The Cornell Natural Language Visual Reasoning (NLVR) Corpus v1.0
The corpus and task are described in:
A Corpus of Natural Language for Visual Reasoning
Alane Suhr, Mike Lewis, James Yeh, and Yoav Artzi
In Proceedings of the Conference of the Association for Computational Linguistics (ACL), 2017.
Supplementary material: http://yoavartzi.com/pub/slya-acl.2017.sup.pdf
Structure of repository
There are three subdirectories, one for each split of the data (train, development, and public test).
In each of the split directories, there are two items:
- .json file, containing the labeled sentences, structured representations, and identifiers which can be used to match the example with its six PNG permutations.
- images subdirectory, containing the PNG images.
Each line includes one example, represented as a JSON object. The fields are:
sentence: the sentence from the first stage of data collection.
identifier: a two-part identifier, in the form n-m, where n is the identifier for the original presentation in the first stage of data collection (there are at most four examples in the set which has this number), and m is the position in the original presentation (0 = A, 1 = B, 2 = C, 3 = D).
This identifier is used to match examples in this file with images in the images subdirectory. The image names are in the format split-n-m-k.png, where 0 <= k <= 5 (representing the six permutations of the boxes), and split is the split name (train, dev, test).
directory: the directory that the images associated with this example are in. E.g., if directory = n and the file is dev.json, the images for the example will be located in directory dev/images/n.
label: the final label for the example, true or false.
structured_rep: the structured representation of the image, which is a list of length three. For each item in this list, which represents a box, there is another list of items (up to length eight). For each item, there is an x and y position (x_loc and y_loc), a type (the name of the shape), a color, and a size.

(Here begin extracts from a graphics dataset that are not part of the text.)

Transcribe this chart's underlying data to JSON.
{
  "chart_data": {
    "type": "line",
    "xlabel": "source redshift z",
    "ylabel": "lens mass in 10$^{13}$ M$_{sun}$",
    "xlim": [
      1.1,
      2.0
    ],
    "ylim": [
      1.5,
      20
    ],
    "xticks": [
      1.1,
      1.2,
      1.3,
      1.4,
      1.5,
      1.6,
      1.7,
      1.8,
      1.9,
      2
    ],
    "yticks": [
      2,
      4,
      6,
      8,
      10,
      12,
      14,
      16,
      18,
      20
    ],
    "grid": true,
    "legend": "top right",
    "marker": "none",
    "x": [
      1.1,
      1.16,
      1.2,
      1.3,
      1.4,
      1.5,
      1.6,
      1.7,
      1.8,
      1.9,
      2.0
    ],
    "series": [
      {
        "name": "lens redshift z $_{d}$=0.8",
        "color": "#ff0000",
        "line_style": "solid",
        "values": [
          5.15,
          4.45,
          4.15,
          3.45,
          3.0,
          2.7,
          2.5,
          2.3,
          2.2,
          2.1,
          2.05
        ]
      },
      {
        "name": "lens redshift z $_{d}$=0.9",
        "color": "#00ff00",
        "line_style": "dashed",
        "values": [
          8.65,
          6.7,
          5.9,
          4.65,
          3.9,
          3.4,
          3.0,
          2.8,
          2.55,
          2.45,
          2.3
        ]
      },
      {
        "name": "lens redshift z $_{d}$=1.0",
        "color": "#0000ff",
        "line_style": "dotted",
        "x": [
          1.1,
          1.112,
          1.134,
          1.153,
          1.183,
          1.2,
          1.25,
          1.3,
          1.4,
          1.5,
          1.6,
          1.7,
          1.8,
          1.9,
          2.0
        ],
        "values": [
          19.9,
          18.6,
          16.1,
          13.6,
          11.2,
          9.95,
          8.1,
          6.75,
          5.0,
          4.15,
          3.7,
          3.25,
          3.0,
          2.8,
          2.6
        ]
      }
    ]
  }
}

evals: the set of validations done in the second stage of data collection. This is a dictionary mapping a rater identifier to their validation. The rater identifiers persist across all splits; i.e., rater r0 in train is the same rater as rater r0 in dev.
This is NOT the final label for the example. The final label is in the field label.

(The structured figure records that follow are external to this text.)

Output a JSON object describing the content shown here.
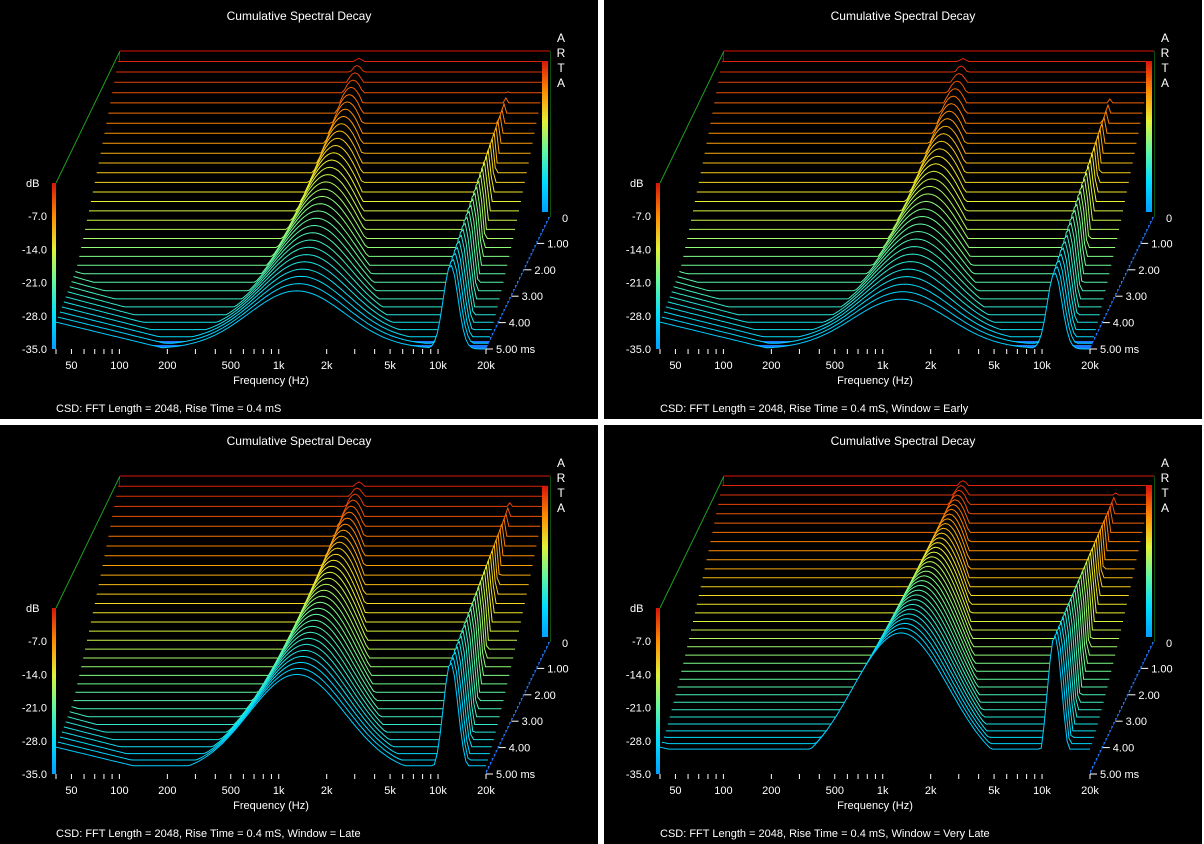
{
  "chart_data": [
    {
      "type": "area",
      "title": "Cumulative Spectral Decay",
      "brand": "ARTA",
      "caption": "CSD: FFT Length = 2048, Rise Time = 0.4 mS",
      "xlabel": "Frequency (Hz)",
      "xticks": [
        "50",
        "100",
        "200",
        "500",
        "1k",
        "2k",
        "5k",
        "10k",
        "20k"
      ],
      "xlim": [
        40,
        20000
      ],
      "xscale": "log",
      "ylabel": "dB",
      "yticks": [
        "-7.0",
        "-14.0",
        "-21.0",
        "-28.0",
        "-35.0"
      ],
      "ylim": [
        -35,
        0
      ],
      "zticks": [
        "1.00",
        "2.00",
        "3.00",
        "4.00",
        "5.00 ms"
      ],
      "zlim": [
        0,
        5
      ],
      "floor_label": "0",
      "resonances_hz": [
        1300,
        12000
      ],
      "window": "none"
    },
    {
      "type": "area",
      "title": "Cumulative Spectral Decay",
      "brand": "ARTA",
      "caption": "CSD: FFT Length = 2048, Rise Time = 0.4 mS, Window = Early",
      "xlabel": "Frequency (Hz)",
      "xticks": [
        "50",
        "100",
        "200",
        "500",
        "1k",
        "2k",
        "5k",
        "10k",
        "20k"
      ],
      "xlim": [
        40,
        20000
      ],
      "xscale": "log",
      "ylabel": "dB",
      "yticks": [
        "-7.0",
        "-14.0",
        "-21.0",
        "-28.0",
        "-35.0"
      ],
      "ylim": [
        -35,
        0
      ],
      "zticks": [
        "1.00",
        "2.00",
        "3.00",
        "4.00",
        "5.00 ms"
      ],
      "zlim": [
        0,
        5
      ],
      "floor_label": "0",
      "resonances_hz": [
        1300,
        12000
      ],
      "window": "early"
    },
    {
      "type": "area",
      "title": "Cumulative Spectral Decay",
      "brand": "ARTA",
      "caption": "CSD: FFT Length = 2048, Rise Time = 0.4 mS, Window = Late",
      "xlabel": "Frequency (Hz)",
      "xticks": [
        "50",
        "100",
        "200",
        "500",
        "1k",
        "2k",
        "5k",
        "10k",
        "20k"
      ],
      "xlim": [
        40,
        20000
      ],
      "xscale": "log",
      "ylabel": "dB",
      "yticks": [
        "-7.0",
        "-14.0",
        "-21.0",
        "-28.0",
        "-35.0"
      ],
      "ylim": [
        -35,
        0
      ],
      "zticks": [
        "1.00",
        "2.00",
        "3.00",
        "4.00",
        "5.00 ms"
      ],
      "zlim": [
        0,
        5
      ],
      "floor_label": "0",
      "resonances_hz": [
        1300,
        12000
      ],
      "window": "late"
    },
    {
      "type": "area",
      "title": "Cumulative Spectral Decay",
      "brand": "ARTA",
      "caption": "CSD: FFT Length = 2048, Rise Time = 0.4 mS, Window = Very Late",
      "xlabel": "Frequency (Hz)",
      "xticks": [
        "50",
        "100",
        "200",
        "500",
        "1k",
        "2k",
        "5k",
        "10k",
        "20k"
      ],
      "xlim": [
        40,
        20000
      ],
      "xscale": "log",
      "ylabel": "dB",
      "yticks": [
        "-7.0",
        "-14.0",
        "-21.0",
        "-28.0",
        "-35.0"
      ],
      "ylim": [
        -35,
        0
      ],
      "zticks": [
        "1.00",
        "2.00",
        "3.00",
        "4.00",
        "5.00 ms"
      ],
      "zlim": [
        0,
        5
      ],
      "floor_label": "0",
      "resonances_hz": [
        1300,
        12000
      ],
      "window": "very-late"
    }
  ]
}
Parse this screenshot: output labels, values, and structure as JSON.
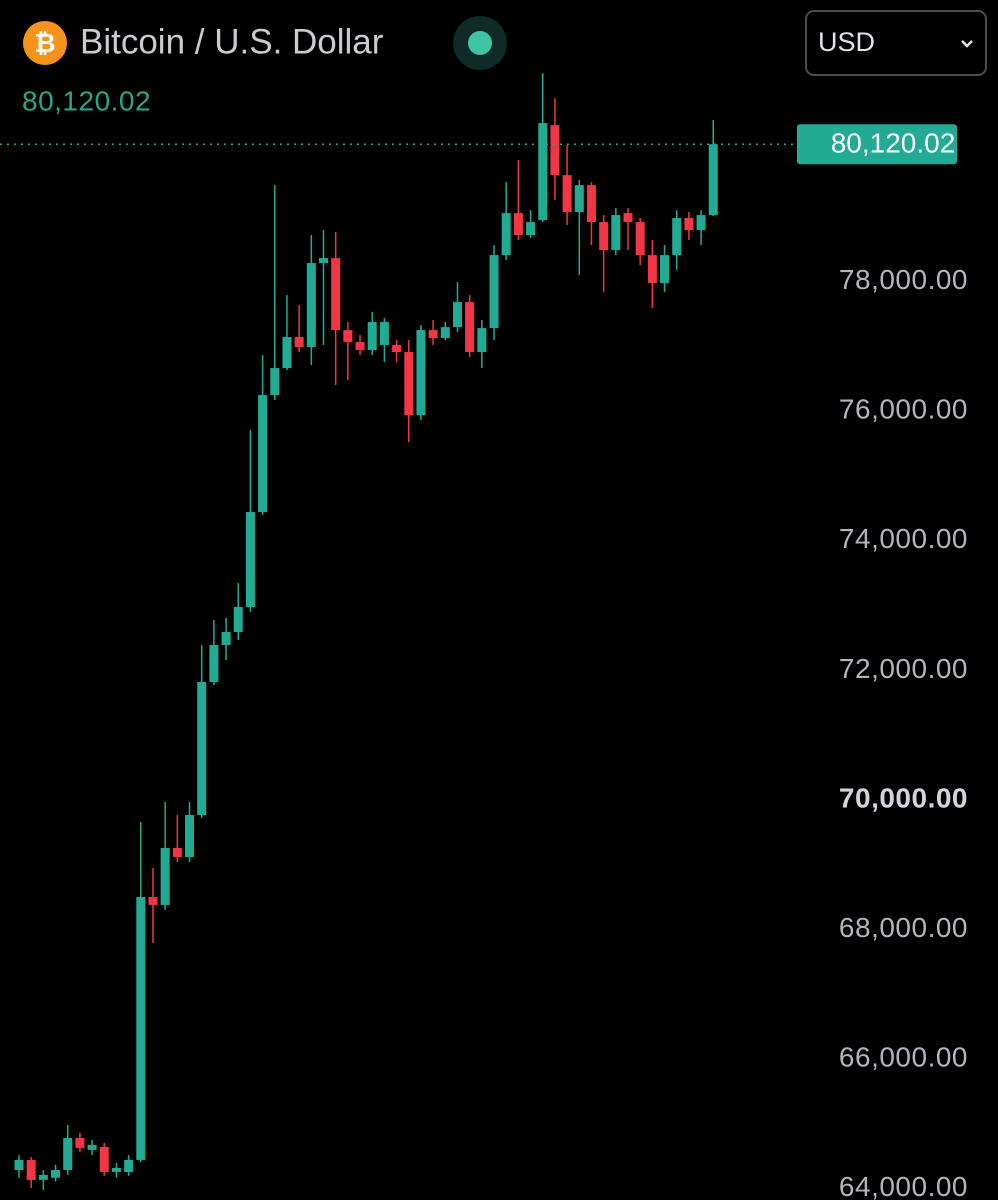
{
  "chart_data": {
    "type": "candlestick",
    "symbol_icon": "₿",
    "title": "Bitcoin / U.S. Dollar",
    "price_label": "80,120.02",
    "last_price": 80120.02,
    "currency": "USD",
    "up_color": "#22ab94",
    "down_color": "#f23645",
    "ylim": [
      63827,
      82346
    ],
    "yticks": [
      {
        "value": 64000,
        "label": "64,000.00"
      },
      {
        "value": 66000,
        "label": "66,000.00"
      },
      {
        "value": 68000,
        "label": "68,000.00"
      },
      {
        "value": 70000,
        "label": "70,000.00"
      },
      {
        "value": 72000,
        "label": "72,000.00"
      },
      {
        "value": 74000,
        "label": "74,000.00"
      },
      {
        "value": 76000,
        "label": "76,000.00"
      },
      {
        "value": 78000,
        "label": "78,000.00"
      }
    ],
    "open": [
      64290,
      64445,
      64137,
      64170,
      64290,
      64785,
      64600,
      64646,
      64260,
      64260,
      64445,
      68503,
      68380,
      69259,
      69120,
      69769,
      71821,
      72392,
      72592,
      72978,
      74444,
      76249,
      76666,
      77144,
      76990,
      78286,
      78363,
      77252,
      77067,
      76944,
      77021,
      77021,
      76913,
      75940,
      77252,
      77128,
      77298,
      77684,
      76913,
      77283,
      78409,
      79057,
      78718,
      78950,
      80415,
      79644,
      79073,
      79489,
      78919,
      78487,
      79057,
      78919,
      78409,
      77977,
      78409,
      78981,
      78795,
      79027
    ],
    "high": [
      64520,
      64490,
      64290,
      64370,
      64985,
      64862,
      64754,
      64708,
      64400,
      64520,
      69660,
      68951,
      69969,
      69769,
      69969,
      72392,
      72777,
      72808,
      73348,
      75709,
      76866,
      79489,
      77792,
      77638,
      78718,
      78795,
      78764,
      77376,
      77175,
      77530,
      77437,
      77098,
      77098,
      77329,
      77406,
      77376,
      77993,
      77792,
      77406,
      78564,
      79536,
      79875,
      79104,
      81218,
      80832,
      80106,
      79567,
      79536,
      79027,
      79135,
      79135,
      78981,
      78641,
      78564,
      79104,
      79073,
      79104,
      80493
    ],
    "low": [
      64170,
      64013,
      63982,
      64110,
      64214,
      64570,
      64520,
      64200,
      64170,
      64200,
      64414,
      67793,
      68303,
      69043,
      69043,
      69722,
      71775,
      72160,
      72469,
      72901,
      74398,
      76172,
      76635,
      76913,
      76712,
      77021,
      76403,
      76480,
      76866,
      76866,
      76758,
      76758,
      75524,
      75863,
      77021,
      77098,
      77221,
      76835,
      76666,
      77098,
      78332,
      78641,
      78672,
      78919,
      79258,
      78873,
      78101,
      78564,
      77838,
      78409,
      78487,
      78255,
      77592,
      77838,
      78178,
      78641,
      78564,
      79011
    ],
    "close": [
      64445,
      64137,
      64214,
      64290,
      64785,
      64630,
      64677,
      64260,
      64322,
      64445,
      68503,
      68380,
      69259,
      69120,
      69769,
      71821,
      72392,
      72592,
      72978,
      74444,
      76249,
      76666,
      77144,
      76990,
      78286,
      78363,
      77252,
      77067,
      76944,
      77376,
      77376,
      76913,
      75940,
      77252,
      77128,
      77298,
      77684,
      76913,
      77283,
      78409,
      79057,
      78718,
      78919,
      80446,
      79644,
      79073,
      79489,
      78919,
      78487,
      79027,
      78919,
      78409,
      77977,
      78409,
      78981,
      78795,
      79027,
      80120.02
    ]
  }
}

These contain numbered subdirectories, each containing up to 1000 PNGs each. For the training and development splits, these subdirectories can be used as cross-validation splits -- all examples originally presented together are in the same numbered subdirectory, and all six images for an example are in the same numbered subdirectory.
For example, an example whose identifier is 72-0 has the PNGs 72-0-0 through 72-0-5. If all six of these PNGs are the numbered subdirectory 5, then the PNGs for examples 72-1, 72-2, and 72-3 are also in subdirectory 5. This is done to prevent information (either about the original presentation of the four examples or about the permutations of a specific example) from leaking between cross-validation splits.
We provide evaluation scripts for predictions. These scripts are metrics_images.py and metrics_structured_rep.py. We assume that you have a CSV that has one line per prediction. In the case of images, we assume one prediction per PNG file. Each line contains two values: the identifier (in the case of images, we assume this is the filename; in the case of structured representations, we assume this is simply the identifier) and the predicted value ("true" or "false", case insensitive).
Each script takes two arguments. The first argument is your predictions file. The second argument is the JSON file for the subset of the data you are comparing against.
We return two numbers: precision and consistency. Precision is the proportion of examples that your predictions were correct for. Consistency is the proportion of original sentences (for images, there may be at most 24 images; for structured representation, there may be at most 4 examples) that had a correct prediction.
Running on the leaderboard held-out test set
To avoid overfitting and degrading the leaderboard held-out test set, we require two months or more between runs on the leaderboard test set. We will do our best to run within two weeks (usually we will run much faster). We will only post results on the leaderboard when an online description of the system is available. Testing on the leaderboard test set is meant to be the final step before publication. Under extreme circumstances, we reserve the right to limit running on the leaderboard test set to systems that are mature for publication. Your model should generate a prediction file in the format specified above (under "evaluation scripts") and run with the provided evaluation scripts.
Note about sampling a validation set
The training set contains many examples which differ only in the order of the boxes. When selecting a validation set to use, we suggest choosing a set of subdirectories in train/images/ rather than sampling. We observed that certain models are able to perform well on randomly-sampled validation images, due to permutations of these images occurring in the training set, but generalize poorly to the development data.